Но прежде Корнилов должен был пройти путь зуйка (так поморы называли мальчиков-учеников, работавших на промысловых судах), а затем – рядового члена рыболовецкой артели или грузового судна, то есть набраться морского опыта, иначе никто не пошёл бы под его руководством на опасный промысел в море-океан и никто не доверил бы ему судно. Обычно у мореходов (мореходцев, говорили поморы) такая начальная профессиональная подготовка занимала до десяти лет. Корнилов, будучи толковым человеком, мог и за более короткий срок себя показать, а поэтому можно предположить, что впервые он вышел в море зуйком году в 1716-20.
Писатель Борис Шергин, который, по его словам, «родился в Архангельске, в семье корабельного мастера первой статьи, и половину жизни провёл в среде людей, прилежащих мореходству и судостроению», писал: «Хорошо, если распоряжается на судне дядя или иной кто близкий мальчику, а у чужих людей трудно. Лет с девяти, с десяти повезут в море работать навыкать». Информации Шергина, прекрасно знавшего специфику организации поморских промысловых артелей, можно доверять. Исходя из неё, мы получаем приблизительную дату рождения Амоса Корнилова: 1706-1710 годы. Получается, что Амос Корнилов и Михаил Ломоносов – практически ровесники.
Многие исследователи, писавшие о Корнилове, утверждают, что М.В. Ломоносов его хорошо знал и даже дружил с ним.

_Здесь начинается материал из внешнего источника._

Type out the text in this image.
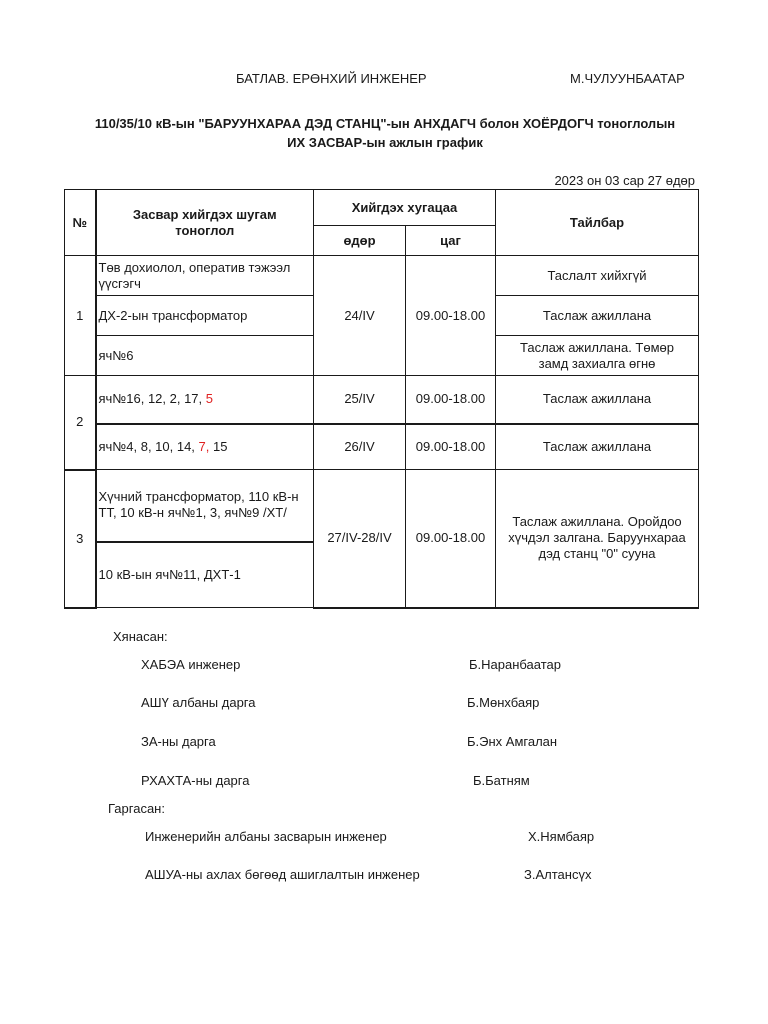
БАТЛАВ. ЕРӨНХИЙ ИНЖЕНЕР	М.ЧУЛУУНБААТАР
110/35/10 кВ-ын "БАРУУНХАРАА ДЭД СТАНЦ"-ын АНХДАГЧ болон ХОЁРДОГЧ тоноглолын
ИХ ЗАСВАР-ын ажлын график
2023 он 03 сар 27 өдөр
№	Засвар хийгдэх шугам тоноглол	Хийгдэх хугацаа		Тайлбар
		өдөр	цаг	
1	Төв дохиолол, оператив тэжээл үүсгэгч	24/IV	09.00-18.00	Таслалт хийхгүй
	ДХ-2-ын трансформатор			Таслаж ажиллана
	яч№6			Таслаж ажиллана. Төмөр замд захиалга өгнө
2	яч№16, 12, 2, 17, 5	25/IV	09.00-18.00	Таслаж ажиллана
	яч№4, 8, 10, 14, 7, 15	26/IV	09.00-18.00	Таслаж ажиллана
3	Хүчний трансформатор, 110 кВ-н ТТ, 10 кВ-н яч№1, 3, яч№9 /ХТ/	27/IV-28/IV	09.00-18.00	Таслаж ажиллана. Оройдоо хүчдэл залгана. Баруунхараа дэд станц "0" сууна
	10 кВ-ын яч№11, ДХТ-1			
Хянасан:
ХАБЭА инженер	Б.Наранбаатар
АШҮ албаны дарга	Б.Мөнхбаяр
ЗА-ны дарга	Б.Энх Амгалан
РХАХТА-ны дарга	Б.Батням
Гаргасан:
Инженерийн албаны засварын инженер	Х.Нямбаяр
АШУА-ны ахлах бөгөөд ашиглалтын инженер	З.Алтансүх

Но если отказаться от версии обучения Ломоносова на Выгу, то когда они успели подружиться и хорошо узнать друг друга, если Михайло, по официальной биографии, до ухода из дома жил на Курострове, а Амос всю жизнь был связан с Выгом; первый с 1741 года безвыездно жил в Петербурге, а второй разрывался между Архангельском, Мезенью, Выгом, Шпицбергеном и Новой Землёй? А с 1749 года у Корнилова вообще своё дело, требовавшее его присутствия в местах промысла круглогодично.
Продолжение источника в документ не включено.